Huntsman Cancer Institute | |
Region: | Salt Lake City |
State: | Utah |
Country: | US |
Healthcare: | Public |
Type: | Teaching |
Affiliation: | University of Utah |
Website: | http://www.huntsmancancer.org/ Official |
Huntsman Cancer Institute (HCI) is an NCI-designated cancer research facility and hospital located on the campus of the University of Utah in Salt Lake City, Utah. It is the only National Cancer Institute-designated Comprehensive Cancer Center in the Intermountain West.

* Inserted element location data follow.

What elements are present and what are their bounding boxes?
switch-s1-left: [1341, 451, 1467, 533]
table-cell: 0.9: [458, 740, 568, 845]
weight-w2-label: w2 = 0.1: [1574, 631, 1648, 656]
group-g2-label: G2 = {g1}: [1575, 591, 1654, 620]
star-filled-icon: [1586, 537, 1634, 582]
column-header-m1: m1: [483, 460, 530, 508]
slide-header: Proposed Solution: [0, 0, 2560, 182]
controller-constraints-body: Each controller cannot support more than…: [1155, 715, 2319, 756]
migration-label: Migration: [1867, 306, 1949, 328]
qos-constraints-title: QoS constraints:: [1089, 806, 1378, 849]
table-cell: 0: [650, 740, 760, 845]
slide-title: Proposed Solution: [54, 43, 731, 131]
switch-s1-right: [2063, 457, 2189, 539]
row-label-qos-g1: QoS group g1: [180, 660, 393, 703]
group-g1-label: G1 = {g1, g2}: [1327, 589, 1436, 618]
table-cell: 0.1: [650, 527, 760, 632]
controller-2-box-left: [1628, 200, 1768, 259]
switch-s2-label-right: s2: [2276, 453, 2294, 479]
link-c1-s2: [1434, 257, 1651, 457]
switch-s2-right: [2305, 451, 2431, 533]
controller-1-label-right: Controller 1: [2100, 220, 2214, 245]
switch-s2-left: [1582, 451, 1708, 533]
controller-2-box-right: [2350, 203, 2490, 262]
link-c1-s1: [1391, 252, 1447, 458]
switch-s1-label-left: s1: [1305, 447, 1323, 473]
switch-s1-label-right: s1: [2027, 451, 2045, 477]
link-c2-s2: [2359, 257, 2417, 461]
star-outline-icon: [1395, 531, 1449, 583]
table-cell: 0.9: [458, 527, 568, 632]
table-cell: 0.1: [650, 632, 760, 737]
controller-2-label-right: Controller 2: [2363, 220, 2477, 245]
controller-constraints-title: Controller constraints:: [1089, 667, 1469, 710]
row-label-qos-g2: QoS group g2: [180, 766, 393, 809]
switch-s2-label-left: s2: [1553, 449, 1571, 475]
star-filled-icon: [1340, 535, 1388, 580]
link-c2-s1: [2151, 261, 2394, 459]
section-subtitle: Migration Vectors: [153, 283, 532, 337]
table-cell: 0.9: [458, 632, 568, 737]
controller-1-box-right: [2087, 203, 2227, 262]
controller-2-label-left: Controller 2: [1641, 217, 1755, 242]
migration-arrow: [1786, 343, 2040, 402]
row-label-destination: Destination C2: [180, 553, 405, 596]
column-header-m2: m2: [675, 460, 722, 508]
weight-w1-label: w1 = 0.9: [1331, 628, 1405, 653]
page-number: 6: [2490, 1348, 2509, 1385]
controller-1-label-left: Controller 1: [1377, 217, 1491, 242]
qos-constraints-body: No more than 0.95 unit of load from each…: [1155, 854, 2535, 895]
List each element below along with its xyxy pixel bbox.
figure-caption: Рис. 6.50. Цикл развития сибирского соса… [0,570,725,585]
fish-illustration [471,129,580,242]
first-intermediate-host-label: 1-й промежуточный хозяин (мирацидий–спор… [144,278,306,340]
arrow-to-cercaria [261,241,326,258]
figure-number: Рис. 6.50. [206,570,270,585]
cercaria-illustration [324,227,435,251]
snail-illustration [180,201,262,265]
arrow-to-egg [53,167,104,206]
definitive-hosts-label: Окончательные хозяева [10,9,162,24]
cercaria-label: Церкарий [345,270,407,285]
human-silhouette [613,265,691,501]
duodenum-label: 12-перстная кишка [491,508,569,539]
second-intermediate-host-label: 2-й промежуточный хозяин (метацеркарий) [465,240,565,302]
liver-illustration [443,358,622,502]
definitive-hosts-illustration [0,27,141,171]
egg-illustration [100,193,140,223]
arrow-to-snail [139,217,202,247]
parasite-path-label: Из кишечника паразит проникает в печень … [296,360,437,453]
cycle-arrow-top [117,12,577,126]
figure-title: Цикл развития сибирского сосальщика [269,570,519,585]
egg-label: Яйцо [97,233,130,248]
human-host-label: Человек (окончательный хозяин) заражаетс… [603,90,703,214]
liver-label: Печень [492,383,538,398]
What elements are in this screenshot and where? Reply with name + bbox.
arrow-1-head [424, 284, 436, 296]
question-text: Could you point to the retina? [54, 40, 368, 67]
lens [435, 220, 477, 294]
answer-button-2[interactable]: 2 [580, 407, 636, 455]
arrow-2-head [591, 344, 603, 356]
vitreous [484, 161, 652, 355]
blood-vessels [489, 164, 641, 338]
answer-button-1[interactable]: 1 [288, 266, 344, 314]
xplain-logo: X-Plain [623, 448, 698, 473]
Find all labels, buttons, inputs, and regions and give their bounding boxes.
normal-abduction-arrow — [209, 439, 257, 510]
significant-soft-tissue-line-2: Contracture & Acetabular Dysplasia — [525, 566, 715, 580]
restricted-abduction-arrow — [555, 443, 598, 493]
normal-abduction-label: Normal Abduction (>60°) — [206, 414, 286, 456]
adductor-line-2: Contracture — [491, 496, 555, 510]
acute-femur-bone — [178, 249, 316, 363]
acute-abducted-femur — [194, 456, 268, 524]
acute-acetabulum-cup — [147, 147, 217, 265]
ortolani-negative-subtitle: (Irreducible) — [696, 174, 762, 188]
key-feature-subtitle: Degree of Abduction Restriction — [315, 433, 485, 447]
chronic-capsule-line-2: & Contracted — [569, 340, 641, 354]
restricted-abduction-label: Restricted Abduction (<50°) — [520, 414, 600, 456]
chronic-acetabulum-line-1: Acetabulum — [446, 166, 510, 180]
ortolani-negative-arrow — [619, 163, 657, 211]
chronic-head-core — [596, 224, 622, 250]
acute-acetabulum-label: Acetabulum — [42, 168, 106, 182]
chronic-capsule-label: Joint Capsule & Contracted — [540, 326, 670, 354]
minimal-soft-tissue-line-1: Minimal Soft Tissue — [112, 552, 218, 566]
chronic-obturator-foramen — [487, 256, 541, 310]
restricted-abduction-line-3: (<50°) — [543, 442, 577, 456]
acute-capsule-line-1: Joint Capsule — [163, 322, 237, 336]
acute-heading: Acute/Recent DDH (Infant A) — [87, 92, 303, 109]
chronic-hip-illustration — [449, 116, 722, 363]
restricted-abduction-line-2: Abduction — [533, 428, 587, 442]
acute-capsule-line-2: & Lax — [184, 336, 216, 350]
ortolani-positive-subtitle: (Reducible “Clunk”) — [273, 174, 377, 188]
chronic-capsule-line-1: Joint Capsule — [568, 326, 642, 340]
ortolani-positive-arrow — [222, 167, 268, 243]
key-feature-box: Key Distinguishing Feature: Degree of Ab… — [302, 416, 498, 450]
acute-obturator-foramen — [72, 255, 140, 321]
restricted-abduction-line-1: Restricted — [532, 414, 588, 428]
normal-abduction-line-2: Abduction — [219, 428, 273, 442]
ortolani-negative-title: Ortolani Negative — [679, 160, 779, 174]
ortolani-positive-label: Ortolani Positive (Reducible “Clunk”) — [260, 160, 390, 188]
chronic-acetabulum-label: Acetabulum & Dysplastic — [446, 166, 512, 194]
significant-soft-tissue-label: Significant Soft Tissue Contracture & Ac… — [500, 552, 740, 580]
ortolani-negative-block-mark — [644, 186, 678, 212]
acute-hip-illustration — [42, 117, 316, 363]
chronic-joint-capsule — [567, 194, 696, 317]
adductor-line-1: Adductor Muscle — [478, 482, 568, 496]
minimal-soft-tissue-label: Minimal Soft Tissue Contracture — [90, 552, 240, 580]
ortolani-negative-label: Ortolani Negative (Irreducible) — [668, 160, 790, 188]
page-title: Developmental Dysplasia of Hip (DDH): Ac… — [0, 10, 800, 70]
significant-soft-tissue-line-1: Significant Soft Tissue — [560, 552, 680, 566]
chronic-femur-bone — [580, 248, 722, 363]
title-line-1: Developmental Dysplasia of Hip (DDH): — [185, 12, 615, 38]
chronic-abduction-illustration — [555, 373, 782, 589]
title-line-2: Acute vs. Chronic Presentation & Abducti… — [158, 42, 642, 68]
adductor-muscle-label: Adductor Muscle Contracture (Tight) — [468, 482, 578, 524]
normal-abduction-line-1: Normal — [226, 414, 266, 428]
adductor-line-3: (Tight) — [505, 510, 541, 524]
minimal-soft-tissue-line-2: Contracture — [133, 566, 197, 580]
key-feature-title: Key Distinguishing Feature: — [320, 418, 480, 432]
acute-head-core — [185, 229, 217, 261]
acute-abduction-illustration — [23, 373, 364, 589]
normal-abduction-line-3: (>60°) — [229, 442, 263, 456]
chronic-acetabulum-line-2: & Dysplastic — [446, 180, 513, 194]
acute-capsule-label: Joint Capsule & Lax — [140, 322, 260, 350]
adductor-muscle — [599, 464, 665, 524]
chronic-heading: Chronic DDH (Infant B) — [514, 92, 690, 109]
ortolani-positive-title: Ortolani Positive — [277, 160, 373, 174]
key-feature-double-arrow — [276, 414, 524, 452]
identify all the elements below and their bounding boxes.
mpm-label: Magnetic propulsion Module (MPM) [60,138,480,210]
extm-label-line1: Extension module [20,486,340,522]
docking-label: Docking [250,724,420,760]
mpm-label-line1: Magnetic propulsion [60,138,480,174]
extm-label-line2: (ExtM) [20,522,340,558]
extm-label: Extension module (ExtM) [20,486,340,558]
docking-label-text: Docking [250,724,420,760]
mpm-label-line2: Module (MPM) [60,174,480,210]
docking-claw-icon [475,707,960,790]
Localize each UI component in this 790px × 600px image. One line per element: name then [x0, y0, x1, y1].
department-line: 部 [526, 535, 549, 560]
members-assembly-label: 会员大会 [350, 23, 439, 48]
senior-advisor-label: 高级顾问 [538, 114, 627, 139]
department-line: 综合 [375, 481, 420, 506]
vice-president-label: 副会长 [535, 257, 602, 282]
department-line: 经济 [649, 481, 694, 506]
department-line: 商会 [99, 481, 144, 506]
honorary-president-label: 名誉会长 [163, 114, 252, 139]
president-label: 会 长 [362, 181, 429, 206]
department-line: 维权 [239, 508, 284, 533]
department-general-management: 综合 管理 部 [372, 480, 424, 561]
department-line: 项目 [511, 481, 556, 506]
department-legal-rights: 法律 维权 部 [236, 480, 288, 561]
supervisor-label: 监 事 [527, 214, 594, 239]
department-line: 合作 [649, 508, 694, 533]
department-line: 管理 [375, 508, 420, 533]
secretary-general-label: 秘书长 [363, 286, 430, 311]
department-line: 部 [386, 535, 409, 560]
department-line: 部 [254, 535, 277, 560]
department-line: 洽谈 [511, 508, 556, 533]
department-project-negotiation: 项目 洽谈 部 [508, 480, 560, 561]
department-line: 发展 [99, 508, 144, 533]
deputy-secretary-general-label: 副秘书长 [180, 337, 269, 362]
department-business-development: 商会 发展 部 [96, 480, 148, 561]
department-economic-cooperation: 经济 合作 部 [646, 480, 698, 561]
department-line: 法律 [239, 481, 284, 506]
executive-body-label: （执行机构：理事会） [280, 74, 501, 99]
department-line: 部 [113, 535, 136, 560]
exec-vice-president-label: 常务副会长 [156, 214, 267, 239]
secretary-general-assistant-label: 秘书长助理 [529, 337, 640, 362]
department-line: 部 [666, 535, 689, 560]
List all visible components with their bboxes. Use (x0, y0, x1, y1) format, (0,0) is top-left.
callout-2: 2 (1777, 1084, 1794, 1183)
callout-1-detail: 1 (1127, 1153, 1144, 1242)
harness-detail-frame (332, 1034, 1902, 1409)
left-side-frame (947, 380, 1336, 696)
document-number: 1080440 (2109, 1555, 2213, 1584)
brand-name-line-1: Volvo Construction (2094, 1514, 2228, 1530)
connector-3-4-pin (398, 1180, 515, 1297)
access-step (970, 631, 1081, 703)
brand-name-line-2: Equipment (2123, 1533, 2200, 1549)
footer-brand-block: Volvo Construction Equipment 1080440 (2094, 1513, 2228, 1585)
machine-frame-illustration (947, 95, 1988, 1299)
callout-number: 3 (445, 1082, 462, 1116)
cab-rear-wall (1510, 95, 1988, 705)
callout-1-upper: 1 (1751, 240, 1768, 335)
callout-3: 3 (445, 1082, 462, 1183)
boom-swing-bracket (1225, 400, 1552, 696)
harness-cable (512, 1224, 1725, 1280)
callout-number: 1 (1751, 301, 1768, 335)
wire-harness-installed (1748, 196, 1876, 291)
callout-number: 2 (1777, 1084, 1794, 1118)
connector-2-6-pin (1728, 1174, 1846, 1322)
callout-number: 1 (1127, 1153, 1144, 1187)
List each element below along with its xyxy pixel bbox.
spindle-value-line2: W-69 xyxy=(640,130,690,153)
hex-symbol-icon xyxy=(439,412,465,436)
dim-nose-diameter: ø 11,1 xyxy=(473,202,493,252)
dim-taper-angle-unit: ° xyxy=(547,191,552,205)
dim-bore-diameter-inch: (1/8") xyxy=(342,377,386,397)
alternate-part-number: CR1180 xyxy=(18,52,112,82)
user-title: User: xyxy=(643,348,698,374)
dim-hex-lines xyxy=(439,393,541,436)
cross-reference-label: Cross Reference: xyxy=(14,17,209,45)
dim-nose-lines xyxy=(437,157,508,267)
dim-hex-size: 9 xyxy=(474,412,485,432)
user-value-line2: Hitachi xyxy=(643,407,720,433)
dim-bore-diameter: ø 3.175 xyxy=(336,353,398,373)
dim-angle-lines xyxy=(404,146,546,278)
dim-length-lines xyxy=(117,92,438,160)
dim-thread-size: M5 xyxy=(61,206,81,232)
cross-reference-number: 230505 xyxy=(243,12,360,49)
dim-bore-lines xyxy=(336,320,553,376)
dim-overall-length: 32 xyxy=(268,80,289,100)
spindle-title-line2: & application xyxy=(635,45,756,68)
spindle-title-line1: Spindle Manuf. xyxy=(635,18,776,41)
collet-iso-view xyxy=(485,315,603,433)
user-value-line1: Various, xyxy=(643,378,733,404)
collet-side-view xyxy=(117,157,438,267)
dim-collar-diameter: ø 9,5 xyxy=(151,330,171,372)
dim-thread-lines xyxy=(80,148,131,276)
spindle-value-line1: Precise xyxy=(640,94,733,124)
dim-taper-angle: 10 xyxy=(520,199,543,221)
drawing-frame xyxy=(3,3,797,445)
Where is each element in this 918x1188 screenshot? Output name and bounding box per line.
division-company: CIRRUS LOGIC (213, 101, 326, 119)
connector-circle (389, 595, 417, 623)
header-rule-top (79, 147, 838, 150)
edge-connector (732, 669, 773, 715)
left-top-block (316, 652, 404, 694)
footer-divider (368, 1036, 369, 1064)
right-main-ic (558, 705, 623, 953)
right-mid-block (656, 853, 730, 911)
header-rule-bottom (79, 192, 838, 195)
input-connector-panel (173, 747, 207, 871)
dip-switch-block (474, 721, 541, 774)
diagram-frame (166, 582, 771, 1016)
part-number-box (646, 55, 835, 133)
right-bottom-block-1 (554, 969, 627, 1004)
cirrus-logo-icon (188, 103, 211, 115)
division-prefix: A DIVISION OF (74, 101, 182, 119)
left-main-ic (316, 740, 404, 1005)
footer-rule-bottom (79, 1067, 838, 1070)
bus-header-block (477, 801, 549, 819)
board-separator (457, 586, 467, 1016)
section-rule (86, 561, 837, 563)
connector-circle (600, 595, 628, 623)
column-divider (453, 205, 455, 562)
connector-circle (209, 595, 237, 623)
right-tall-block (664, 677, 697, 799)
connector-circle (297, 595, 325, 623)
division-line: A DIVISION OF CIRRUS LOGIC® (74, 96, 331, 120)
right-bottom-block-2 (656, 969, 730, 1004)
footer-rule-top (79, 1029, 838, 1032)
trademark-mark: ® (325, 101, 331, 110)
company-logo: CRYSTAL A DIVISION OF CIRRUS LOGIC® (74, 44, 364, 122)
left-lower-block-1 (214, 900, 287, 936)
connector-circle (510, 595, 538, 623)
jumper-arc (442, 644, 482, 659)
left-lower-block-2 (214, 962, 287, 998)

Huntsman Cancer Institute was founded with a pledge of $100 million of personal wealth from Jon Huntsman Sr., a philanthropist and businessman. To date, Huntsman has donated more than $250 million of his own money since Huntsman Cancer Institute was established.[1] Mary Beckerle is HCI's chief executive officer and director.[2]
In November 2013, Huntsman donated an additional $50 million for the construction of a new research building dedicated to researching children's cancer and cancers that run in families. The Primary Children's and Families' Research Center opened in 2017.[3]
In 2015, the National Cancer Institute awarded HCI Comprehensive Cancer Center status.[4]
Scientists at the institute aim to understand cancer at a molecular and genetic level and strive to find new and more effective ways to treat this disease. A treatment approach based on genetic knowledge allows for more targeted, individualized cancer therapies.
The center's research is supported by a Cancer Center Support Grant from the National Cancer Institute, which subsidizes cancer research performed by more than 130 members of the Cancer Center.[5]
In 2017, the Sinclair Broadcasting Group was fined 13.3 million US-$ by the FCC for not properly designating paid advertising content by the Huntsman Cancer Institute as such.[6] The advertisements, either in the form of 60- or 90-second shorts or half-hour standalone programs, were shown over 1700 times in SBG-affiliated broadcasts.[7] In a statement, Sinclair denounced the fine, which at that point was the largest ever imposed by the FCC,[8] as "unreasonable".[9]